The days of high paying contracts will be coming to an end very shortly. I always assumed my skills would be of value until the day I died.
The power of these new AIs is absolutely mind blowing.
Society as we know it is in for a massive shakeup.

Comment Re:Mind boggling (Score 1) 82

Don't forget IBM. I think it's awesome that big behemoth companies get taken over by MBAs and run into the ground as soon as the founders retire. It gives more innovative smaller companies a chance to compete and makes things interesting. Of course they'll usually repeat the same mistake once they become too big.

Comment Re:Incongruities (Score 2) 192

unable to read the law or any code of decency

Ah, so laws represent decency? That's cute.
Just out of curiosity, let's say it's your job to write the laws around the downloading of copyrighted material.
If your son was to download a copyrighted book from a publicly accessible URL, but then delete the file without sharing it, what should his punishment be?
What if he downloads a zip file with 1000 books?
What if he downloads a zip with every book in existence?
What if he writes an app that allows people to search for the title of a book they're looking for?
What if he builds a honking big neural network and trains it on all the books and makes it publicly available?
I'm guessing different people will have different ideas of what the law should be in each case. It's up to the law makers to write laws that serve "the people's" best interest. Obviously in the American system "the people" are the corporate donors, so we now get a showdown between Meta, Microsoft, X, Amazon, ChatGPT vs book publishers.
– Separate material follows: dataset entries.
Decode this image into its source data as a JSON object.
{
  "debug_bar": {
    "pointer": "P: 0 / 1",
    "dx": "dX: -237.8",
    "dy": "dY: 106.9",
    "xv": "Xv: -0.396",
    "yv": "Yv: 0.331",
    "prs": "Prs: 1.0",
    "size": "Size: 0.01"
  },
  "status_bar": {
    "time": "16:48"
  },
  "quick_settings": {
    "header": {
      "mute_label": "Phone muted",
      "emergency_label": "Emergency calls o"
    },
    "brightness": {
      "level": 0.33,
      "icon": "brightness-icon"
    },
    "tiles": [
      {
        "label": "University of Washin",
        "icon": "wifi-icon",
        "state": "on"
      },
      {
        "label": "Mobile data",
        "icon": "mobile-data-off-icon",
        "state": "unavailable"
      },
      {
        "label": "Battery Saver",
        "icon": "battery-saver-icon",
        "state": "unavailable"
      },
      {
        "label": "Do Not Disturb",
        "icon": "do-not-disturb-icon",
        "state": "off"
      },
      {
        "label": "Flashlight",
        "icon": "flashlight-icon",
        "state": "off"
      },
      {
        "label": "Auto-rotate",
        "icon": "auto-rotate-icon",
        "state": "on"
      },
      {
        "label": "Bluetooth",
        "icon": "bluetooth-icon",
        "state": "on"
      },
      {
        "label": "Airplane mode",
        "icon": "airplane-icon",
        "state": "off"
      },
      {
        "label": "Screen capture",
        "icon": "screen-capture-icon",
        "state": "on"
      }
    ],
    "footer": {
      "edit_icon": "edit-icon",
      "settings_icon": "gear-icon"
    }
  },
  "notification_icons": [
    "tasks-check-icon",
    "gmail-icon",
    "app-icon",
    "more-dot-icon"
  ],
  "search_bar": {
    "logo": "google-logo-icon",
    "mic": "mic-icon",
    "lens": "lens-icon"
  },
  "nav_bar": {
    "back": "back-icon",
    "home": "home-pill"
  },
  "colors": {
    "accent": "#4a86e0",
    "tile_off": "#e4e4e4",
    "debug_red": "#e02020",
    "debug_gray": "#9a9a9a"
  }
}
Gee, I wonder who's going to win?

Comment Re:Oh no! ...Anyway. (Score 1) 235

Like it or not China IS the enemy

Naturally. Every country that doesn't bend over to receive a fisting from corporate America is the enemy and is just gagging for sanctions and regime change.
We must never let another country become more powerful than us because we know they can't be trusted to become even more psycho than we are with our foreign policy. Can you imagine? Fuck that noise.
Trying to live in peace with anyone who isn't exactly like us is just fruity hippy talk.